Mathématique d’un désastre Pour l’instant, le bilan de l’érosion de la biodiversité reste flou, en raison même des approximations de l’inventaire scientifique (entre 15 et 90 millions d’espèces). Mais les recensements effectués par l’Union Mondiale pour la Nature et divers instituts internationaux de recherche commencent à circonscrire l’ampleur de l’involution. Quelques données du chiffrage en cours, pour mémoire:

11% d’oiseaux seraient menacés ou en voie d’extinction définitive, 25% de mammifères, 20% de reptiles, 27% d’amphibiens, 34% de poissons.
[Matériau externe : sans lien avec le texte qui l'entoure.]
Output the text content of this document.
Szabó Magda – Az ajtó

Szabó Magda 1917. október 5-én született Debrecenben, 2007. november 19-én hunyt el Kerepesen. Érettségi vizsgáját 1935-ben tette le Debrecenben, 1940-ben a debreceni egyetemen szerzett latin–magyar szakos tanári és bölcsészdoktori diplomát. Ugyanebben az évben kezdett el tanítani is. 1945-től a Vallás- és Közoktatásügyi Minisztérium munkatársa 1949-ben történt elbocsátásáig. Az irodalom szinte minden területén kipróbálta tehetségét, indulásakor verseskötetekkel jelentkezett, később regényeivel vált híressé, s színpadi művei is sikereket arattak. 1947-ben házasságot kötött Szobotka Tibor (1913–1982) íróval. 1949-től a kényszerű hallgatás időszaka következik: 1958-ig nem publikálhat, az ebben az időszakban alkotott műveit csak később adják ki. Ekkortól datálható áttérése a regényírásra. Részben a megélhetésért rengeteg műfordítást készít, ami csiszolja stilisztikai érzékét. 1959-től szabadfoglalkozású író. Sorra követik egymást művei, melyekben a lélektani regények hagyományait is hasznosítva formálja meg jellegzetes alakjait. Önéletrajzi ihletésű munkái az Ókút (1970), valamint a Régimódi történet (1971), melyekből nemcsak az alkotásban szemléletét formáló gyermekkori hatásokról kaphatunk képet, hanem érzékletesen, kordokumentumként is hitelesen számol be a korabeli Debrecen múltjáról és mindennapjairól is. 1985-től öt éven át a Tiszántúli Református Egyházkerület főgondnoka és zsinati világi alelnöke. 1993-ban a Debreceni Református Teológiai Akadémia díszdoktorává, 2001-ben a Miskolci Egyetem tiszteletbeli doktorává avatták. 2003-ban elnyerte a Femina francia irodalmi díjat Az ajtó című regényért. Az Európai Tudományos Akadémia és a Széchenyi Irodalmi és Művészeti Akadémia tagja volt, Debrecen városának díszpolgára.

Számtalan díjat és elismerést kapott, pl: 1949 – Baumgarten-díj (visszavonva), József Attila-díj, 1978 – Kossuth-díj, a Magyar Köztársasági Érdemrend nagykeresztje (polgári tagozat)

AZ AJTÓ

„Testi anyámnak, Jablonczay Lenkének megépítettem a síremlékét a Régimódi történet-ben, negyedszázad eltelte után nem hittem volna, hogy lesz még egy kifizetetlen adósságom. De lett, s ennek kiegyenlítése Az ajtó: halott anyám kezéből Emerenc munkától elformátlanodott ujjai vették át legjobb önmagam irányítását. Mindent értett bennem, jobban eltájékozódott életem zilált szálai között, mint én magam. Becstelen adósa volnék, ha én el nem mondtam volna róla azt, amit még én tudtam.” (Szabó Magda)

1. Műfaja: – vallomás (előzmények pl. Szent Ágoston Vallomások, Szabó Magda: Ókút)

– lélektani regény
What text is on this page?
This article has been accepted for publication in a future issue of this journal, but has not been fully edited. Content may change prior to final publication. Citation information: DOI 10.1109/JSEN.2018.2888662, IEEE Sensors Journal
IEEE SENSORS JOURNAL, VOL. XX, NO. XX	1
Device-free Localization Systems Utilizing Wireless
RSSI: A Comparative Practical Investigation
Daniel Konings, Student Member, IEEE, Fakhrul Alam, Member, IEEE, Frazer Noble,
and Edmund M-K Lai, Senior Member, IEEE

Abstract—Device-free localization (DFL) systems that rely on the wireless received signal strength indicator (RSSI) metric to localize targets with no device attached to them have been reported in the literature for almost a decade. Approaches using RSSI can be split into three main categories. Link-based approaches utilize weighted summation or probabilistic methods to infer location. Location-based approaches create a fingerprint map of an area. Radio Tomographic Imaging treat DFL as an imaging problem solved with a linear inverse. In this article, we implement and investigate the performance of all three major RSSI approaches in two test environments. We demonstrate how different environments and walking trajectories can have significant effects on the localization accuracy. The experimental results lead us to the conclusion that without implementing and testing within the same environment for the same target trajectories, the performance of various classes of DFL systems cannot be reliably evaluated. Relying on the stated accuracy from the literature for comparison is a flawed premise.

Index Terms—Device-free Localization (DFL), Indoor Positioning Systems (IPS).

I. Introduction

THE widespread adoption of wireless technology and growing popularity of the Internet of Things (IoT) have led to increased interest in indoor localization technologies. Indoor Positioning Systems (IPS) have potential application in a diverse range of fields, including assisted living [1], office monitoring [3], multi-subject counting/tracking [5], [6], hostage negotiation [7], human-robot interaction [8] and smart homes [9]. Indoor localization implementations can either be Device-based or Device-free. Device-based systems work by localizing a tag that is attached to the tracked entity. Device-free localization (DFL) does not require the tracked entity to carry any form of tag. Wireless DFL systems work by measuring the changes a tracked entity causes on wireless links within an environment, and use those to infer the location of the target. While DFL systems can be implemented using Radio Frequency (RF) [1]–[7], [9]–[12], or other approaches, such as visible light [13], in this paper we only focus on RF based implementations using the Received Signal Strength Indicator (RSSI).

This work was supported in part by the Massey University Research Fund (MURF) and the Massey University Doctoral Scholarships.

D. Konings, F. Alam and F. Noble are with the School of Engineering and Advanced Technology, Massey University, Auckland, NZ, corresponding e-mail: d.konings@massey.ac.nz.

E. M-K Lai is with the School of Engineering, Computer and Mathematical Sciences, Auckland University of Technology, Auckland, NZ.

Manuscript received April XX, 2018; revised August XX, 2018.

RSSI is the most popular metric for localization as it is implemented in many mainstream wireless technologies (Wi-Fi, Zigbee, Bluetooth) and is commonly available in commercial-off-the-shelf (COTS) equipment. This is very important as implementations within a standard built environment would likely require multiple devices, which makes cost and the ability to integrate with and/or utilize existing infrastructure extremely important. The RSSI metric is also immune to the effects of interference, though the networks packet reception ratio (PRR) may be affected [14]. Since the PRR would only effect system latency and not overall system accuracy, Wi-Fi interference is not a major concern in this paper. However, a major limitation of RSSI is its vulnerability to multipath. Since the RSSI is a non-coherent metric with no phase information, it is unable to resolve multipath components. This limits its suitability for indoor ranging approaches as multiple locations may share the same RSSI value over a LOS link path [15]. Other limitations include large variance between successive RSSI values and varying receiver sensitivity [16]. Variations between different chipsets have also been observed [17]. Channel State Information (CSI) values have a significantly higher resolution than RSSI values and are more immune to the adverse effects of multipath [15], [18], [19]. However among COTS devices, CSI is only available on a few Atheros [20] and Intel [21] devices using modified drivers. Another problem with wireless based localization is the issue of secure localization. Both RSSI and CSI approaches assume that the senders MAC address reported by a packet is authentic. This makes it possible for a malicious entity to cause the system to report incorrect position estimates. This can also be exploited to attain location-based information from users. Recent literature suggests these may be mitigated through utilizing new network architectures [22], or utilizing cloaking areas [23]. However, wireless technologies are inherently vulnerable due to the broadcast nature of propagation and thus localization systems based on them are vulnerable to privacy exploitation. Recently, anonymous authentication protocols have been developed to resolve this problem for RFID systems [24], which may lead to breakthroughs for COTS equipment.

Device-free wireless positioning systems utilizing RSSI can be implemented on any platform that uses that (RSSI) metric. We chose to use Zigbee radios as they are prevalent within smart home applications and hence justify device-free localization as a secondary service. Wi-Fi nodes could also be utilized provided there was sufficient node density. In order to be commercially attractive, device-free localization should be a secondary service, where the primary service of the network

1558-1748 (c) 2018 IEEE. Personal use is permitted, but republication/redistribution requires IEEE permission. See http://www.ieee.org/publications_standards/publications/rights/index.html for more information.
Une récente étude réalisée par des missions européennes dans les grands biotopes forestiers (Amazonie, Bornéo) fait état d’un processus de nécrose accélérée touchant 11.050 espèces de plantes et d’animaux sauvages. Et cette enquête de 2002 sur échantillons classifiés ne prend en compte ni les dégâts de ces deux dernières années, ni ceux qui ont décimé les populations non répertoriées.

Du côté des espèces domestiques, le bilan est tout aussi alarmant. Si l’on en croit le chercheur de l’INRA, Jean-Pierre Berlan, 300 races animales auraient disparu au cours des dernières décennies de notre ère industrielle, au rythme de 2 par semaine; 1.350 espèces, tous ordres confondus, seraient en voie de disparition sous nos latitudes. En 15 ans, des centaines de plantes et d’arbres (l’arboriculture est l’un des secteurs agricoles les plus touchés) ont été rayées des territoires mis en cultures. Aujourd’hui, l’agriculture occidentale standardisée utilise massivement une trentaine de plantes vivrières et de céréales et une dizaine d’espèces animales constitue la base de l’élevage. En Amérique andine, moins de 10 variétés de maïs subsistent sur une flore évaluée à plusieurs centaines encore cultivées dans les années 50. En Chine près de 2.000 variétés de riz ont été abandonnées en trente ans. Plus de 1.000 variétés de pommes de terre étaient cultivées en France au milieu du siècle dernier, contre deux ou trois dizaines de nos jours…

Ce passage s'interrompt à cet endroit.